Would it not be more efficient to have a single tuner dongle outputting all of its samples over multicast (or into a shared memory segment for that matter, if you want to stay on the same host) and then having a bunch of decoder processes listening to the samples and decoding what they need out of them?
I believe the dongles start to drop samples over 3.2Msps, so you may find you get a better quality signal by using multiple dongles with a lower sampling rate.
I don't think it is necessarily any more efficient to use one dongle instead of multiple, it just depends on whether the channels of interest fit within the bandwidth of the dongle. If they do, then great, you will only need one. If not then you don't have much of a choice.
Cheers, Adam.
Hello James,
You might use Linrad: http://www.sm5bsz.com/linuxdsp/linrad.htm Preferrable under Linux where performance is very good.

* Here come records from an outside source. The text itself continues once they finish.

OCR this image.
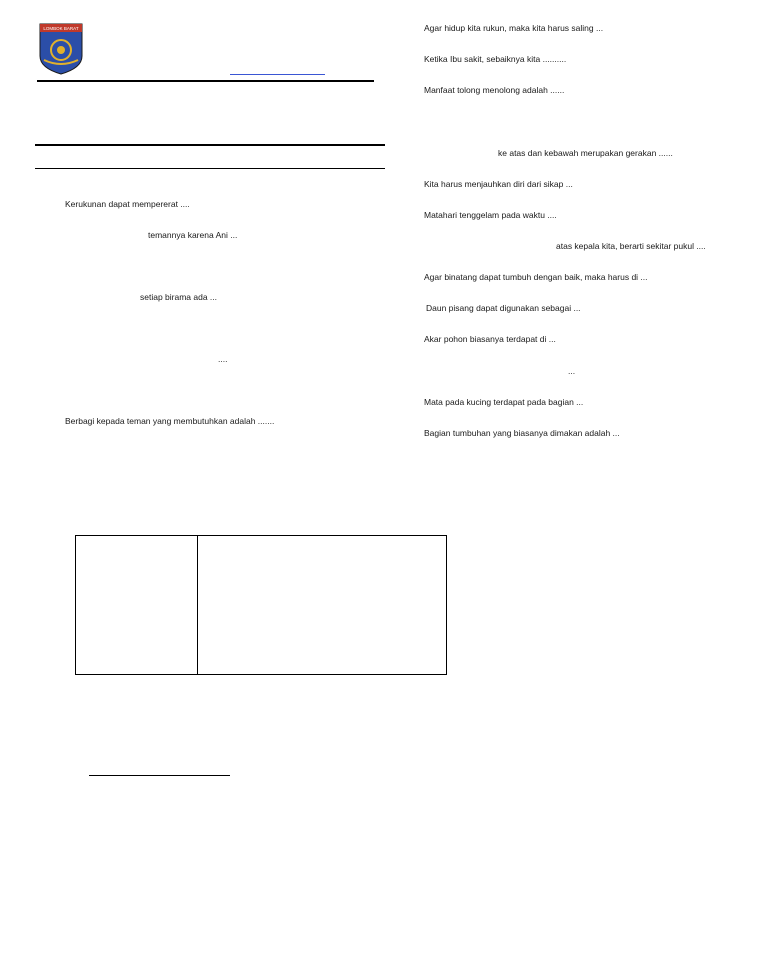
LOMBOK BARAT
Kerukunan dapat mempererat ....
temannya karena Ani ...
setiap birama ada ...
....
Berbagi kepada teman yang membutuhkan adalah .......
Agar hidup kita rukun, maka kita harus saling ...
Ketika Ibu sakit, sebaiknya kita ..........
Manfaat tolong menolong adalah ......
ke atas dan kebawah merupakan gerakan ......
Kita harus menjauhkan diri dari sikap ...
Matahari tenggelam pada waktu ....
atas kepala kita, berarti sekitar pukul ....
Agar binatang dapat tumbuh dengan baik, maka harus di ...
Daun pisang dapat digunakan sebagai ...
Akar pohon biasanya terdapat di ...
...
Mata pada kucing terdapat pada bagian ...
Bagian tumbuhan yang biasanya dimakan adalah ...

You can run a master instance of Linrad connected to the dongle and set it to send fourier transforms (fft1) as UDP to the network.
You can then runn a large number of linrad slaves that pick up the data and produce the sound output of the channels of your choice. You may use the squelch to make all the channels quiet when there is no signal. You may route all the channels to your loudspeaker and you can also save all the channels as separate .wav files at i.e. 8 kHz sampling rate which means 16 kB/s per channel. In case you want to monitor 10 channels that is 9.6 megabytes per hour. Normally you would throw those files away, but if something happens they might be interesting. You can also save the raw data, but linrad would save 16 bit per sample which means 3.2*2*2=12.8 megabytes per second which is 46 gigabytes per hour. Still, with a modern disk you can save 24 hours (1.1 TB) in a single file. In case there was no interesting event, just delete it. You can use Linrad to save a small fraction of the big file just as if it were a signal from the antenna.
Linrad is a bit different from other SDR software and many people find it has a steeper learning curve. Depending on who you are this may be more or less true. Linrad is quite general and a bit old-fashioned. You do not have buttons for USB CW or LSB. The user has to set a suitable bandwidth and place the BFO at a suitable point outside the filter for those modes. One can also place the BFO inside the filter or far outside for other modes just as in radios from 1960 and earlier.
Regards
Leif / SM5BSZ
I've been playing around with rtl-sdr as a way to stream trunking radio and air band traffic. I've done a bit of research and found people who are using multiple dongles, one to digest the control channel and one or more to tune and receive the voice channels as the talk groups come and go. They're also using multiple dongles and/or squelch scanning to stream airband signals
Around here, all of the channels of the trunking system as well as all of the "interesting" fit inside the bandwidth of a dongle running at 3.6Msps. So, my question is this:
Would it not be more efficient to have a single tuner dongle outputting all of its samples over multicast (or into a shared memory segment for that matter, if you want to stay on the same host) and then having a bunch of decoder processes listening to the samples and decoding what they need out of them?